Claim: I don’t personally care about the arts, nor do I benefit from cultural programs, so why should I be compelled through taxation to pay for something that I don’t even use?

Response: You’d have to work pretty hard to live a life that was completely untouched directly or indirectly by the cultural investment from federal dollars. You can browse NEA and NEH websites to learn about their grants, and you’ll see that when you turn on your public television or radio station, go to your local library, community center, your school, or venue, and you will be partaking directly or indirectly of their effort. The NEA, in particular, does a good job of making sure every state and region is represented, and that the grants they fund are representative of community and state priorities. Also, and related to the first point about the money, the arts, like sports, but unlike other subsidies (corn and sugar come to mind), are a transparent government program and result in programs that don’t exclude anybody. You may or may not like what is on offer, but it’s available and you can see it and participate in it. When you think about it, the arts sector (say, in comparison with the financial sector) is admirably visible and economical, you see the fruits of the investment.

Context: Government is a dirty word for many: some people on principle want the least possible government and are ideologically are opposed to anything that spends one cent more than is absolutely necessary. This stance has the value of being consistent in its absolutism, but the rub is that we don’t have now, nor will ever have, consensus on just what is “absolutely necessary;” a requirement that every government dollar spent be equally meaningful to every taxpayer is not a reasonable position.
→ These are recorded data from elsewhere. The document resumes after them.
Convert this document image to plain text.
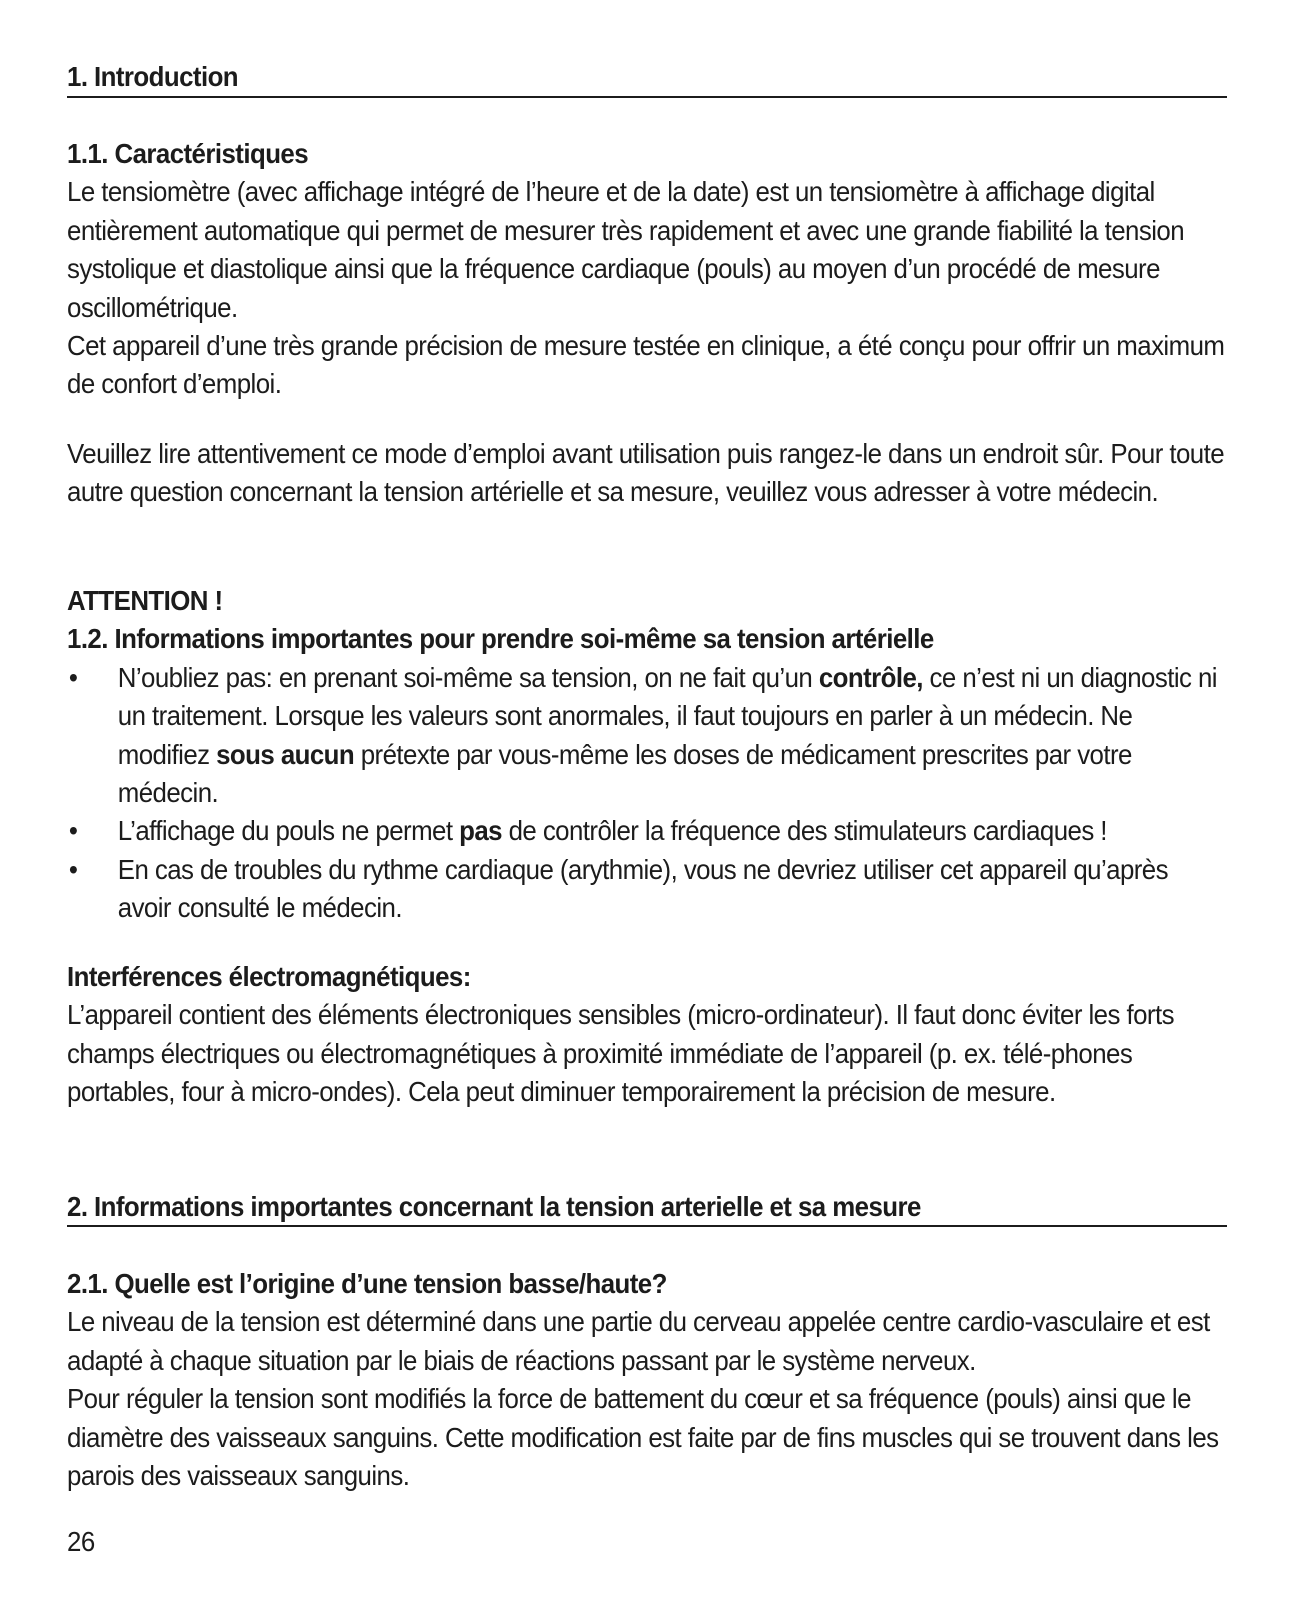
1. Introduction
1.1. Caractéristiques

Le tensiomètre (avec affichage intégré de l’heure et de la date) est un tensiomètre à affichage digital entièrement automatique qui permet de mesurer très rapidement et avec une grande fiabilité la tension systolique et diastolique ainsi que la fréquence cardiaque (pouls) au moyen d’un procédé de mesure oscillométrique.

Cet appareil d’une très grande précision de mesure testée en clinique, a été conçu pour offrir un maximum de confort d’emploi.

Veuillez lire attentivement ce mode d’emploi avant utilisation puis rangez-le dans un endroit sûr. Pour toute autre question concernant la tension artérielle et sa mesure, veuillez vous adresser à votre médecin.
ATTENTION !
1.2. Informations importantes pour prendre soi-même sa tension artérielle
• N’oubliez pas: en prenant soi-même sa tension, on ne fait qu’un contrôle, ce n’est ni un diagnostic ni un traitement. Lorsque les valeurs sont anormales, il faut toujours en parler à un médecin. Ne modifiez sous aucun prétexte par vous-même les doses de médicament prescrites par votre médecin.
• L’affichage du pouls ne permet pas de contrôler la fréquence des stimulateurs cardiaques !
• En cas de troubles du rythme cardiaque (arythmie), vous ne devriez utiliser cet appareil qu’après avoir consulté le médecin.
Interférences électromagnétiques:

L’appareil contient des éléments électroniques sensibles (micro-ordinateur). Il faut donc éviter les forts champs électriques ou électromagnétiques à proximité immédiate de l’appareil (p. ex. télé-phones portables, four à micro-ondes). Cela peut diminuer temporairement la précision de mesure.

2. Informations importantes concernant la tension arterielle et sa mesure
2.1. Quelle est l’origine d’une tension basse/haute?

Le niveau de la tension est déterminé dans une partie du cerveau appelée centre cardio-vasculaire et est adapté à chaque situation par le biais de réactions passant par le système nerveux.

Pour réguler la tension sont modifiés la force de battement du cœur et sa fréquence (pouls) ainsi que le diamètre des vaisseaux sanguins. Cette modification est faite par de fins muscles qui se trouvent dans les parois des vaisseaux sanguins.

26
In fact, governmental institutions exist in part to provide a means to have this debate and to make the best trade offs. It’s not an argument to simply assert “it is inappropriate for government to do this,” full stop. In a democracy we have a mechanism to discuss, debate, and legislate what we think necessary and appropriate. “Government just shouldn’t do this,” does not a democratic argument make.

Claim: Government shouldn’t be in arts and culture because it makes artists beholden to government influence (plague of ‘official art’ argument you hear from some lefty artists) or alternately, why should citizens subsidize what the market will judge valuable in its wisdom? (a market ideological case, from the right typically).

Response: In the first case, the government cultural organizations are not Commissariats for Culture that make some grand pronouncements on acceptable and unacceptable art (and have enforcement power). Instead, in the words of the enabling legislation, the cultural agencies offer “encouragement and support”–often seed money, but in no way prohibiting other activity in the cultural sphere. Yes, there are sometimes content questions (and contentious ones, I suffered through the soap opera of the Mapplethorpe flap a generation ago). As well, government employees are often not the main decision makers: at the NEA applications go through peer review processes (like NSF or NIH), and there is a program emphasis on the art forms  (theater, visual arts, etc.) rather than on some specific content areas, much less individual artists to be championed or not. (The NEA stopped  individual grants decades ago).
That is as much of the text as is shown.